Hi @Wenwen-Chen , sorry for the late response, per my understanding, io_uring should not have benefit for such kind of case, your result of
disable Rewritehas proven that.
io_uring doesn't bring perfromance improvment on ‘disable Rewrite’ scenario when compared with write SYSCALL ( io_uring: 60336.46 vs write: 61722.51, https://github.com/valkey-io/valkey/pull/750#issuecomment-2220008106).
However, we should focus on 'enable Rewrite' scenario instead of 'disable Rewrite'. User usually enable rewrite feature in the production environment when he/she turns on AOF!
io_uring improves perfromance significantly on 'enable Rewrite' scenario(io_uring: 72835.51 vs write: 59576.85, https://github.com/valkey-io/valkey/pull/750#issuecomment-2220008106). According to https://github.com/valkey-io/valkey/pull/750#issuecomment-2277412963 , Valkey get best performance due to io_uring reduces the execution time of flushAppendOnlyFile.
@Wenwen-Chen
I'm completely mediocre on the io_uring internals and fsync as well. But did you try setting affinity for background processes and AOF rewrite while doing your benchmark? Will it get the same boost with correctly configured affinity (I mean different physical cores for the main and background threads, not virtual ones like HT or SMT)?
https://github.com/valkey-io/valkey/blob/e30ae762a8ec7f531005fab90edd275dfa98f72f/valkey.conf#L2374C1-L2388C25
# server-cpulist 0-7:2 # bio-cpulist 1,3 # aof-rewrite-cpulist 8-11 # bgsave-cpulist 1,10-11
@Wenwen-Chen do you plan to work on this?
@Wenwen-Chen do you plan to work on this?

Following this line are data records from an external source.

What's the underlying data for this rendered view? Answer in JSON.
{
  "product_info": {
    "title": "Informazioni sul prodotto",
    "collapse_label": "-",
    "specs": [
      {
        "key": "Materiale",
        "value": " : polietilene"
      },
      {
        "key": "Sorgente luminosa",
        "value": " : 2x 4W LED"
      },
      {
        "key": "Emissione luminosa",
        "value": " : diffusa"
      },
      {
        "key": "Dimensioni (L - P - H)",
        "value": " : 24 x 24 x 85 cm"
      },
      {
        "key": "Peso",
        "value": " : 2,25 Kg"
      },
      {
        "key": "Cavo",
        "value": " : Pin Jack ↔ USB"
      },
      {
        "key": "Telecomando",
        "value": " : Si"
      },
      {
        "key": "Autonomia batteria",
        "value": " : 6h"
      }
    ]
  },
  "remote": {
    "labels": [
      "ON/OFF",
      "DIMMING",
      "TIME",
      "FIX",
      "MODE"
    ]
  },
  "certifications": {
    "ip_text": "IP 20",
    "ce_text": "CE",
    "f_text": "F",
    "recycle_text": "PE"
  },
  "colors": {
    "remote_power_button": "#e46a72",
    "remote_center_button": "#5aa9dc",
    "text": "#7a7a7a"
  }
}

Hi, @xbasel I really want to promote this patch, However, I am not expert of Valkey. I have not found the root reason why io_uring enbale + rewrite enable reduces the time of fdatasync. Do you have any suggestion?
@Wenwen-Chen
I'm completely mediocre on the io_uring internals and fsync as well. But did you try setting affinity for background processes and AOF rewrite while doing your benchmark? Will it get the same boost with correctly configured affinity (I mean different physical cores for the main and background threads, not virtual ones like HT or SMT)?
Hi @egbaydarov, thank you very much for your suggestion. It got the same boost with correctly configured affinity.